蒼ちゃんがそう呟いて、あたしの背中に回している手で頭をぽんぽんと叩いた。


「怖いぃぃぃ……もうやだぁ……」


あたしは蒼ちゃんの腕の中でぐずぐず泣いた。


あたしは、やっぱりダメだった。


ディープまではまだよかった。昌人の舌が入ってきて、変な感じはあったけどふわふわした気持ちになって、悪くないかもと思った。


でも、そのまま押し倒されたのはかなりの予想外だった。


背中に固い床の感触を感じたあたしが、ん? と思って目を開けると、見たこともない昌人があたしを見下ろしていた。
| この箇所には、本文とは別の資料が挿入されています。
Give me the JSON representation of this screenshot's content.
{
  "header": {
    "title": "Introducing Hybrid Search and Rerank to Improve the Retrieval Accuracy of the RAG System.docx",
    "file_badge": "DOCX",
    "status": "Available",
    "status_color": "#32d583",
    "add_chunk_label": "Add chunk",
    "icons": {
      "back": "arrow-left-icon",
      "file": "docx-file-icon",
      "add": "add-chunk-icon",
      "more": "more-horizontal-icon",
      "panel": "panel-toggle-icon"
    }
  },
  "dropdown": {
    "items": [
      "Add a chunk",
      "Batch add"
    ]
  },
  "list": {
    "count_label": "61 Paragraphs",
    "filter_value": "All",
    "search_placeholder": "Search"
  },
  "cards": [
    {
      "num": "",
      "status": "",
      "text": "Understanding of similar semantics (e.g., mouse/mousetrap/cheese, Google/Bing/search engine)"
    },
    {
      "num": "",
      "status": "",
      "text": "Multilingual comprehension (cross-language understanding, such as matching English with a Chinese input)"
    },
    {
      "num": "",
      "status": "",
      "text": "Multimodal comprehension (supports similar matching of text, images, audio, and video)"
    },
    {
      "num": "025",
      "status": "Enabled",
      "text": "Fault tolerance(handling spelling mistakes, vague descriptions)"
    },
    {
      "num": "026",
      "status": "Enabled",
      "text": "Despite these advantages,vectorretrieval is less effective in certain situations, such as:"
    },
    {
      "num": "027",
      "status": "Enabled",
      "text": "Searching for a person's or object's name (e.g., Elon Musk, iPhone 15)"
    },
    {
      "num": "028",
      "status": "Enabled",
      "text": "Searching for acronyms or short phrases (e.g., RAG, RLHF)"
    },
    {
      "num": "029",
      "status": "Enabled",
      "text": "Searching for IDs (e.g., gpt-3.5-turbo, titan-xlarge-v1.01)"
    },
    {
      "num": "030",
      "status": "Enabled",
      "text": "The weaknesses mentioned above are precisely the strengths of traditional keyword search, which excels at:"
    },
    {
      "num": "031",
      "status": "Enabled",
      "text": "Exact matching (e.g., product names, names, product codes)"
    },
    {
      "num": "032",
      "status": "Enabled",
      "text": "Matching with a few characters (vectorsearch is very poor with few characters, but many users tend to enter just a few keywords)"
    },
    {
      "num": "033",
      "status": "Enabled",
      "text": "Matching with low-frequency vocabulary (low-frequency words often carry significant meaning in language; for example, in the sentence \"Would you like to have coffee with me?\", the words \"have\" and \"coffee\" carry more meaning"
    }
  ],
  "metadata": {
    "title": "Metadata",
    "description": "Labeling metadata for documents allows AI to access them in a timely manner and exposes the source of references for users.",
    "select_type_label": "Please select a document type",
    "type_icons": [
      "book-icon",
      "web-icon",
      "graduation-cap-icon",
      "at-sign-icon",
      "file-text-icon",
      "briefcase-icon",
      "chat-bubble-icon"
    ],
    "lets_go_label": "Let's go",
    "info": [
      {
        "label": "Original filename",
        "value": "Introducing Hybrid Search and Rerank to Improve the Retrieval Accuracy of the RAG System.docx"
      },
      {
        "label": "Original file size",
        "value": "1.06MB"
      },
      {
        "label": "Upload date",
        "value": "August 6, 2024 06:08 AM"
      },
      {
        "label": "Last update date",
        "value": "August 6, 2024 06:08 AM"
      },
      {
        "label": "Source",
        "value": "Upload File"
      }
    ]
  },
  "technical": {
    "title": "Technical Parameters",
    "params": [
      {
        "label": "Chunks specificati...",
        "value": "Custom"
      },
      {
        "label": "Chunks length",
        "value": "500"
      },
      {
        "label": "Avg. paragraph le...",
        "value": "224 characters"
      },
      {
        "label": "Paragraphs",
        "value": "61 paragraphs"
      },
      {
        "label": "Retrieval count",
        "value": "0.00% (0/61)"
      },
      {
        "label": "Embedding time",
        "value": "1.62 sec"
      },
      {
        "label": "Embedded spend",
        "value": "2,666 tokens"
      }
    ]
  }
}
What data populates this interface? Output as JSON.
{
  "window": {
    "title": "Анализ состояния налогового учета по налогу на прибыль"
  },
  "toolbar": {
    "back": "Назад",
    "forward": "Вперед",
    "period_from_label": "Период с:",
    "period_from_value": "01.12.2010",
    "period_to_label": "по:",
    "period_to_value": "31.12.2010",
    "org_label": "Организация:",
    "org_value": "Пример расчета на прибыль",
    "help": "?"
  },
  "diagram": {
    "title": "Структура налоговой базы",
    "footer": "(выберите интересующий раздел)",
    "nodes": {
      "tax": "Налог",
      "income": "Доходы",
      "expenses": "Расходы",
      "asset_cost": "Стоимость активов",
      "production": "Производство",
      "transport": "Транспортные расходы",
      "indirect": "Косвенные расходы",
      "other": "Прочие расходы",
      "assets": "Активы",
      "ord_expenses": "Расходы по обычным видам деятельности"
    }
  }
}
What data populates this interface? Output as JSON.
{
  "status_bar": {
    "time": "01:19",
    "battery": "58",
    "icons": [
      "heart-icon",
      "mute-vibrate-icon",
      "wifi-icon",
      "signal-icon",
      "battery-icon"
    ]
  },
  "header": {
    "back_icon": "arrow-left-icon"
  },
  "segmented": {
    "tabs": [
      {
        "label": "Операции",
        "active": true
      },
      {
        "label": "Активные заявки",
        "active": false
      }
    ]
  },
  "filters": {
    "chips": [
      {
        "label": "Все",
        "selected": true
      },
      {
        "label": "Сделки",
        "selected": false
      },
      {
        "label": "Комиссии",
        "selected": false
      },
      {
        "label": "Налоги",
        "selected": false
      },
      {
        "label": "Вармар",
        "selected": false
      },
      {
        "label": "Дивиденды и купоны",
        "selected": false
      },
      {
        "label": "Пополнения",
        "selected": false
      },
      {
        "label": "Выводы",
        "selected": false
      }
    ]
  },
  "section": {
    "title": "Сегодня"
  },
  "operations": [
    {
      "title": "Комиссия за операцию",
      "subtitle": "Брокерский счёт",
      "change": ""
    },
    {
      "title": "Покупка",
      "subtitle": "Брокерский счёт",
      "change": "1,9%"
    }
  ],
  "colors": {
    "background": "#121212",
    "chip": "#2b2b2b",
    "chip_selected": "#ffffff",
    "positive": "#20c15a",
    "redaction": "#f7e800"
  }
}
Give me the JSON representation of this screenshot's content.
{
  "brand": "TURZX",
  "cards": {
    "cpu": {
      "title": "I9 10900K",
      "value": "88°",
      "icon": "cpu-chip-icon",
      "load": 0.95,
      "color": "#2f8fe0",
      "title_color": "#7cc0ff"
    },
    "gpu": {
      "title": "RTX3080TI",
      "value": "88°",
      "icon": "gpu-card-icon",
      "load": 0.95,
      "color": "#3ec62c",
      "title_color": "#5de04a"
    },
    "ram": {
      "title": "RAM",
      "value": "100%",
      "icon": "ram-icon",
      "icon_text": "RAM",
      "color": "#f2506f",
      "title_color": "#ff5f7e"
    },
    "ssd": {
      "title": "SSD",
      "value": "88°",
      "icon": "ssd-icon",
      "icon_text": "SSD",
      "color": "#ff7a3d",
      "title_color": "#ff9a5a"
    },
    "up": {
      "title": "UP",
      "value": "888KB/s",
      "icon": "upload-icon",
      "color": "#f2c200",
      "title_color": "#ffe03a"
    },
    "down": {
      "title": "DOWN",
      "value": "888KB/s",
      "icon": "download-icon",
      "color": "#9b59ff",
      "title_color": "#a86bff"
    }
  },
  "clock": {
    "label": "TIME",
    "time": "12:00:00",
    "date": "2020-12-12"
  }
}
見たこともない、というのはおかしい表現だけど、それ以外に表現のしようがない。


目をギラギラさせて、言うなれば『男』の顔した昌人がそこにいた。


その顔に怯えたあたしは、噛み付くように唇を奪われ、舌を絡ませながら胸を触られた。


初めて他人に体を触られて、びくりと体を震わせたけど昌人はその手を動かして、あたしはその刺激に背中がぞくぞくと震えた。


唇から離れた昌人は今度は首筋に吸い付き、ちくりと痛みが走った瞬間、あたしは昌人の体を突き飛ばしていた。


突然離された昌人は呆然とあたしを見つめて、その瞳から逃げるように、あたしはそそくさと昌人の家から逃げてきた。